The answer to my title question, then, about the whereabouts of my cell phone is a simple one:  it’s nowhere to be found, because it doesn’t exist!  I don’t have one.  I’m not looking for it, and I don’t regret its absence, nor am I pinning away for one.  If I had to, I guess I’d probably agree with you if you were to call me a bit of a Luddite, you know, one of those anti-technology people who rail against the latest new gadget, which in reality is such a huge wave as to be utterly unstoppable.  Still, I’m maybe not such a hopeless case.  After all, Kevin and I are publishing a BLOG!  And here I am, sitting at a computer each day and typing this stuff out.  Kevin and I frequently write back and forth to each other, too, on email (email, mind you, not snail mail, so called).  Although the messages we send ought more properly to be called “letters,” you know, in that quaint, now almost embarrassingly old-fashioned nineteenth century style.
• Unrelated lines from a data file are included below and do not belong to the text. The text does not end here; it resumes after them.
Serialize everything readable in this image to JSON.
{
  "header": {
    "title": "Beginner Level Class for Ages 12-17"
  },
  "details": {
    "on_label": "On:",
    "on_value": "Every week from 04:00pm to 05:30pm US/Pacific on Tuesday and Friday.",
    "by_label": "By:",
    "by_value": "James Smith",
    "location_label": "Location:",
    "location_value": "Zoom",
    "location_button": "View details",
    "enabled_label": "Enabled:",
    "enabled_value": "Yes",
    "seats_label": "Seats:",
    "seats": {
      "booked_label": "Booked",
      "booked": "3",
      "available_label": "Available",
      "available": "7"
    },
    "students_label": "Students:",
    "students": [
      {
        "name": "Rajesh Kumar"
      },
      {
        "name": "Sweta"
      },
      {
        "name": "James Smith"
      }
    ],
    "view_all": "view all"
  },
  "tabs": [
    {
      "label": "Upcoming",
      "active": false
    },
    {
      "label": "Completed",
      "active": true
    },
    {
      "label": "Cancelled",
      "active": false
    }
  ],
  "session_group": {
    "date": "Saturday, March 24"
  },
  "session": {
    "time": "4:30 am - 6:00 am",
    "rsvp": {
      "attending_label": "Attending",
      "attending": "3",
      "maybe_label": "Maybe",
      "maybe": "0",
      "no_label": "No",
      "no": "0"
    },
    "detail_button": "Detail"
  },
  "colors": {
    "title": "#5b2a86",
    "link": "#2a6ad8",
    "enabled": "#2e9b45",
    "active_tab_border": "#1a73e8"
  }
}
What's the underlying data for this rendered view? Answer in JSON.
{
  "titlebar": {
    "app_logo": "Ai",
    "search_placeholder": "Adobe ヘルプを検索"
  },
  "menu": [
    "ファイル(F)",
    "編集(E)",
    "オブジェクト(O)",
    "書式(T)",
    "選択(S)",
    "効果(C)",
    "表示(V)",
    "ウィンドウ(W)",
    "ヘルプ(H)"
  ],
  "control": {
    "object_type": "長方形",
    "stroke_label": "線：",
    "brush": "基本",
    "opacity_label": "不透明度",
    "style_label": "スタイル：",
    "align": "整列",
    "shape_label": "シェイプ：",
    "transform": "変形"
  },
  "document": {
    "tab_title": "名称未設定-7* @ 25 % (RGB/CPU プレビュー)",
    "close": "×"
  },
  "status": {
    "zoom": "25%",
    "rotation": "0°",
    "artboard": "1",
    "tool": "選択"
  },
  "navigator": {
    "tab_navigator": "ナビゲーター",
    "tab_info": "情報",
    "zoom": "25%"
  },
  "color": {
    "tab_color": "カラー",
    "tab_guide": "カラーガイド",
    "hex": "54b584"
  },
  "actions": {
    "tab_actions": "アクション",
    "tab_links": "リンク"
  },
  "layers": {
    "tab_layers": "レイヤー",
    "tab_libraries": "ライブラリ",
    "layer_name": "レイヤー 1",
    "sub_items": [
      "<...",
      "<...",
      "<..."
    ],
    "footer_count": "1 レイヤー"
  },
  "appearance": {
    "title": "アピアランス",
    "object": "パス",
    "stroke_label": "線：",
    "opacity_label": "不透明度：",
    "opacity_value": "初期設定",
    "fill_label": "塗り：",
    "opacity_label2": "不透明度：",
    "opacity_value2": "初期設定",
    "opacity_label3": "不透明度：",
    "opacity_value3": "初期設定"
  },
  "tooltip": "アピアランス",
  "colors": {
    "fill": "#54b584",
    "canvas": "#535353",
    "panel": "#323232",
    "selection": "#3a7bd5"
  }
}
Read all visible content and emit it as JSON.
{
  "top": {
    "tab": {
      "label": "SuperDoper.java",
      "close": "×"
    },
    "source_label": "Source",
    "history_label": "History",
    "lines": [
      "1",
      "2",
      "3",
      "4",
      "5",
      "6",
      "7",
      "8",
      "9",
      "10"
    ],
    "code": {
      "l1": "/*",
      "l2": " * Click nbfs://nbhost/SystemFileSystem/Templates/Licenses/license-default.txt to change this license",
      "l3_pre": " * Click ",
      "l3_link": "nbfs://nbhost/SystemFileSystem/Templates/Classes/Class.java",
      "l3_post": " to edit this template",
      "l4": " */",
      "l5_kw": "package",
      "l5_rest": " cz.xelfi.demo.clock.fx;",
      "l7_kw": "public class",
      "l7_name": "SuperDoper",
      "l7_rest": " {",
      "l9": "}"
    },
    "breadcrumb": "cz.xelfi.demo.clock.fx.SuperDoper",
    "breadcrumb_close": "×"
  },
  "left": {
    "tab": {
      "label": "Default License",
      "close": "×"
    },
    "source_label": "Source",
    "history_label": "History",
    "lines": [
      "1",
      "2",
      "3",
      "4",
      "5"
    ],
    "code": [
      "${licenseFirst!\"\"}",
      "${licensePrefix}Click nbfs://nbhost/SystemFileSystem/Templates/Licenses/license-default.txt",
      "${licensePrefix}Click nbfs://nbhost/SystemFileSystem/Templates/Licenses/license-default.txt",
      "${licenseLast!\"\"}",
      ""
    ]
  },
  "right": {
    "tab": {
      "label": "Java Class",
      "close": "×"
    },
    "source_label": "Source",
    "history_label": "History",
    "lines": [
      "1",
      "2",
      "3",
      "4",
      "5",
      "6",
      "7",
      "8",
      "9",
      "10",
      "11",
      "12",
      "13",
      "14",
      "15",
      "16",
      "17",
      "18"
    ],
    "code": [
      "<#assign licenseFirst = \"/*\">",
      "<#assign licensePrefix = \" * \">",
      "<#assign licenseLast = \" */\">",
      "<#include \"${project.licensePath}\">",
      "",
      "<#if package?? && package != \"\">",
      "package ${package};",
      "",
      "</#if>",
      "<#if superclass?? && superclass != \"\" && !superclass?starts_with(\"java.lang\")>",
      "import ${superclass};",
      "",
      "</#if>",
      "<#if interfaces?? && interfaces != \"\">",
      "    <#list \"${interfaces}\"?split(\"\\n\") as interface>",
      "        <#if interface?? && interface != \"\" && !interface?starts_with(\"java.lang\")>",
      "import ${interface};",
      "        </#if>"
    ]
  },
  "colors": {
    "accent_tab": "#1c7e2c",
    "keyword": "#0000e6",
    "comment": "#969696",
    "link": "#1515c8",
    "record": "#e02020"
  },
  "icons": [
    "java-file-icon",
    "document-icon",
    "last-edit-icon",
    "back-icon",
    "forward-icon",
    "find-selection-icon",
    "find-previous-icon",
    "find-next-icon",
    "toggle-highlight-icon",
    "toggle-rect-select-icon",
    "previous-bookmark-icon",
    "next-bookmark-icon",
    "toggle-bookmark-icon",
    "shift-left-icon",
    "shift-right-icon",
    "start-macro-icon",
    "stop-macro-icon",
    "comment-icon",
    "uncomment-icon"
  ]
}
But there’s no doubt that gadgets are powerful devices.  They have a fascination and an intoxicating, hypnotic, almost obsessive hold on lots of folks.  I’ve even heard people say those very words: “I am obsessed with my I-phone!” But isn’t that a shame?  Wouldn’t it be better to be obsessed with – oh, I don’t know – maybe literature, or art, or even let’s say exercise?  Or am I wrong?  Do you find me hopelessly obsolete in my thinking?  It may be so.  But I’d rather a thousand times take a walk in an actual forest than in a virtual one.  And if I were ever to meet someone famous, say Pres. Obama, I hope I would reach out and shake his actual hand, and not instead stick a listening device between him and me.  So, for now I’ll stay the way I am, although I should no doubt stop haranguing people about how they choose to be.  After all, I’m just an old liberal, that is, an old-fashioned kind of guy, as much as I am typing this on a computer.  And if in the end you do choose to keep your cell phone, just promise me one thing:  please, promise me that I won’t be driving down the street one fine day, only to look over and see you driving with your elbows!  And that’s really about all I have to say on this topic.  Thanks, though, and have fun (I guess) with your latest app.